Contraction of the heart is driven by cyclical interactions between myosin and actin filaments powered by ATP hydrolysis. The modular structure of heart muscle and the organ-level synchrony of the heartbeat ensure tight reciprocal coupling between this myosin ATPase cycle and the macroscopic cardiac cycle. The myosin motors respond to the cyclical activation of the actin and myosin filaments to drive the pressure changes that control the inflow and outflow valves of the heart chambers. Opening and closing of the valves in turn switches the myosin motors between roughly isometric and roughly isotonic contraction modes. Peak filament stress in the heart is much smaller than in fully activated skeletal muscle, although the myosin filaments in the two muscle types have the same number of myosin motors. Calculations indicate that only ~5% of the myosin motors in the heart are needed to generate peak systolic pressure, although many more motors are needed to drive ejection. Tight regulation of the number of active motors is essential for the efficient functioning of the healthy heart — this control is commonly disrupted by gene variants associated with inherited heart disease, and its restoration might be a useful end point in the development of novel therapies.

心脏收缩是由肌球蛋白和肌动蛋白丝之间的周期性相互作用驱动的，而肌球蛋白和肌动蛋白丝由 ATP 水解提供动力。

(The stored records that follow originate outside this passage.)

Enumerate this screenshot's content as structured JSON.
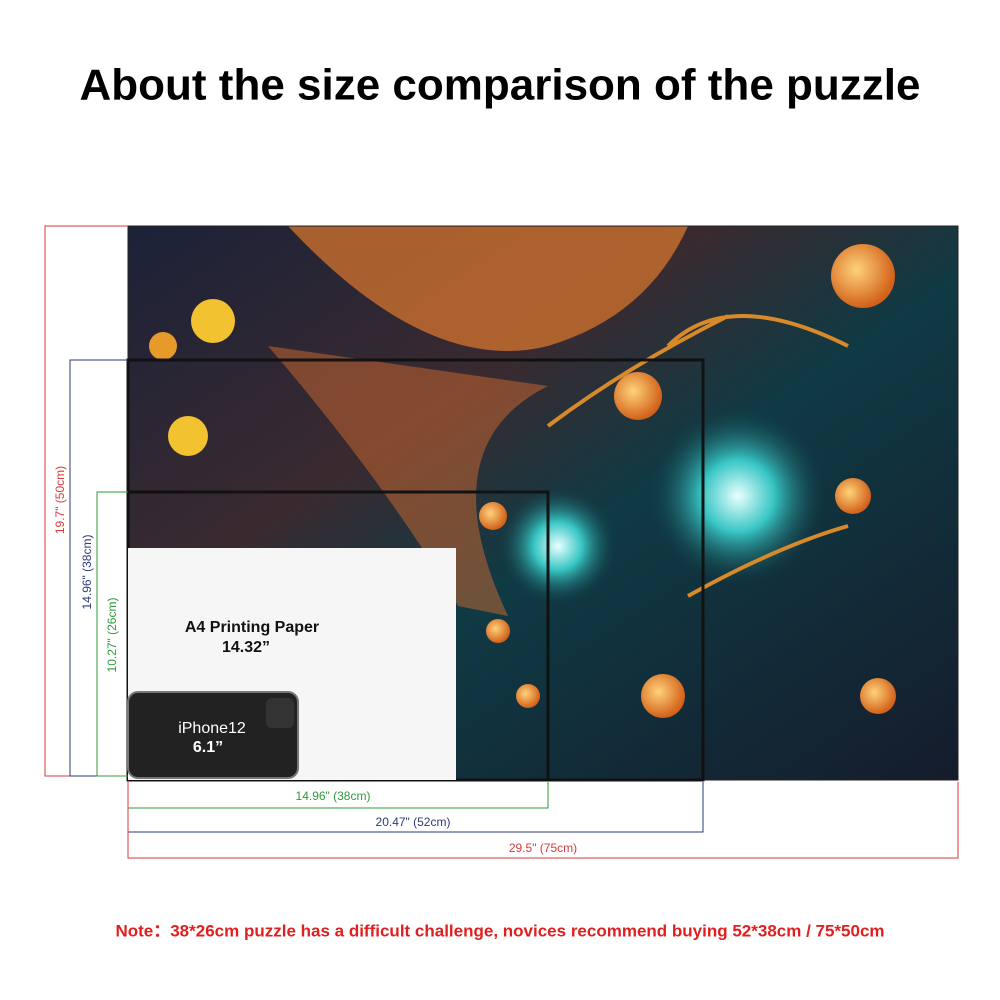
{
  "header": {
    "title": "About the size comparison of the puzzle"
  },
  "heights": [
    {
      "label": "19.7\" (50cm)"
    },
    {
      "label": "14.96\" (38cm)"
    },
    {
      "label": "10.27\" (26cm)"
    }
  ],
  "widths": [
    {
      "label": "14.96\" (38cm)"
    },
    {
      "label": "20.47\" (52cm)"
    },
    {
      "label": "29.5\" (75cm)"
    }
  ],
  "paper": {
    "label": "A4 Printing Paper",
    "size": "14.32”"
  },
  "phone": {
    "label": "iPhone12",
    "size": "6.1”"
  },
  "note": "Note：38*26cm puzzle has a difficult challenge, novices recommend buying 52*38cm / 75*50cm"
}
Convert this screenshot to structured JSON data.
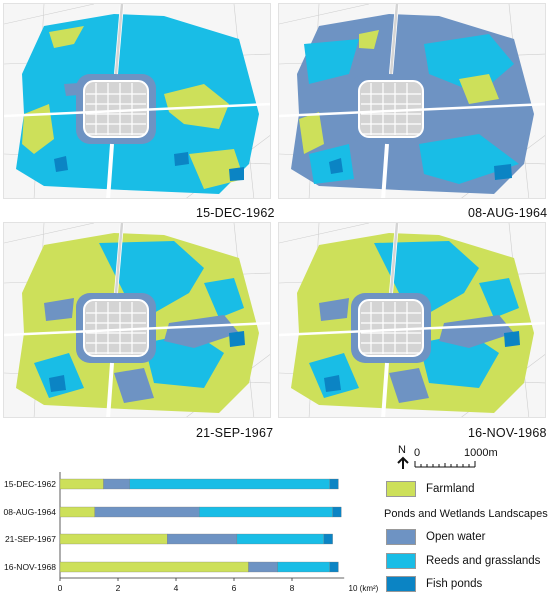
{
  "maps": [
    {
      "date": "15-DEC-1962",
      "base": "reeds"
    },
    {
      "date": "08-AUG-1964",
      "base": "open_water"
    },
    {
      "date": "21-SEP-1967",
      "base": "farmland"
    },
    {
      "date": "16-NOV-1968",
      "base": "farmland"
    }
  ],
  "legend": {
    "north_label": "N",
    "scale_start": "0",
    "scale_end": "1000m",
    "farmland": "Farmland",
    "group_title": "Ponds and Wetlands Landscapes",
    "open_water": "Open water",
    "reeds": "Reeds and grasslands",
    "fish_ponds": "Fish ponds"
  },
  "colors": {
    "farmland": "#cde05a",
    "open_water": "#6e93c3",
    "reeds": "#19bde6",
    "fish_ponds": "#0b84c4",
    "city": "#d4d4d4",
    "background": "#f6f6f6"
  },
  "chart_data": {
    "type": "bar",
    "orientation": "horizontal",
    "stacked": true,
    "categories": [
      "15-DEC-1962",
      "08-AUG-1964",
      "21-SEP-1967",
      "16-NOV-1968"
    ],
    "series": [
      {
        "name": "Farmland",
        "values": [
          1.5,
          1.2,
          3.7,
          6.5
        ]
      },
      {
        "name": "Open water",
        "values": [
          0.9,
          3.6,
          2.4,
          1.0
        ]
      },
      {
        "name": "Reeds and grasslands",
        "values": [
          6.9,
          4.6,
          3.0,
          1.8
        ]
      },
      {
        "name": "Fish ponds",
        "values": [
          0.3,
          0.3,
          0.3,
          0.3
        ]
      }
    ],
    "x_ticks": [
      "0",
      "2",
      "4",
      "6",
      "8"
    ],
    "x_unit_label": "10 (km²)",
    "xlim": [
      0,
      10
    ]
  }
}
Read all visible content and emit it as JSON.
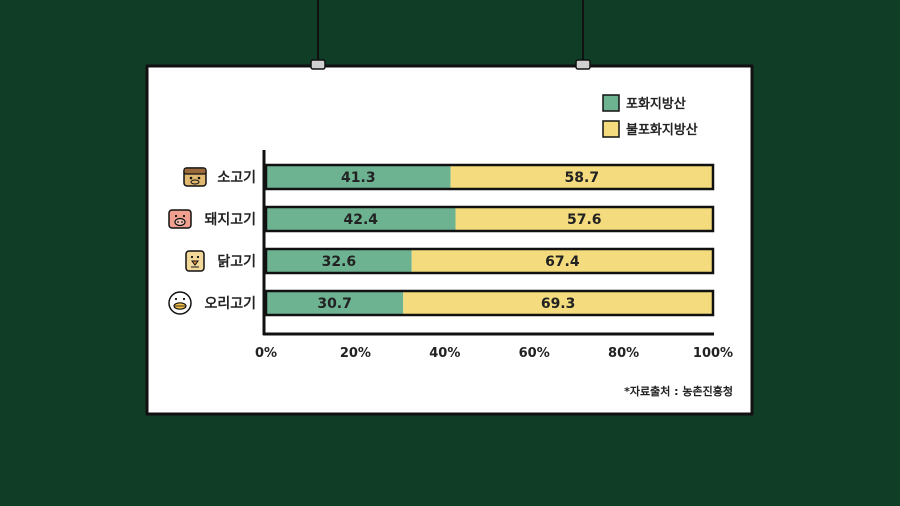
{
  "chart_data": {
    "type": "bar",
    "orientation": "horizontal",
    "stacked": true,
    "categories": [
      "소고기",
      "돼지고기",
      "닭고기",
      "오리고기"
    ],
    "category_icons": [
      "cow-icon",
      "pig-icon",
      "chicken-icon",
      "duck-icon"
    ],
    "series": [
      {
        "name": "포화지방산",
        "values": [
          41.3,
          42.4,
          32.6,
          30.7
        ],
        "color": "#6db392"
      },
      {
        "name": "불포화지방산",
        "values": [
          58.7,
          57.6,
          67.4,
          69.3
        ],
        "color": "#f4dc7e"
      }
    ],
    "x_ticks": [
      "0%",
      "20%",
      "40%",
      "60%",
      "80%",
      "100%"
    ],
    "xlim": [
      0,
      100
    ],
    "legend_position": "top-right",
    "grid": false
  },
  "source": "*자료출처 : 농촌진흥청"
}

心肌的模块化结构和心跳的器官级同步确保了肌球蛋白 ATP 酶循环与宏观心动周期之间的紧密相互耦合。肌球蛋白马达响应肌动蛋白和肌球蛋白丝的周期性激活，驱动压力变化，从而控制心室的流入和流出瓣膜。阀门的打开和关闭依次将肌球蛋白马达在大致等长收缩模式和大致等张收缩模式之间切换。尽管两种肌肉类型中的肌球蛋白丝具有相同数量的肌球蛋白马达，但心脏中的峰值肌丝应力比完全激活的骨骼肌中的峰值肌丝应力小得多。计算表明，尽管需要更多的电机来驱动射血，但仅需要约 5％ 的心脏中的肌球蛋白电机即可产生峰值收缩压。严格调节活跃马达的数量对于健康心脏的有效运作至关重要——这种控制通常会被与遗传性心脏病相关的基因变异所破坏，而其恢复可能是开发新疗法的一个有用的终点。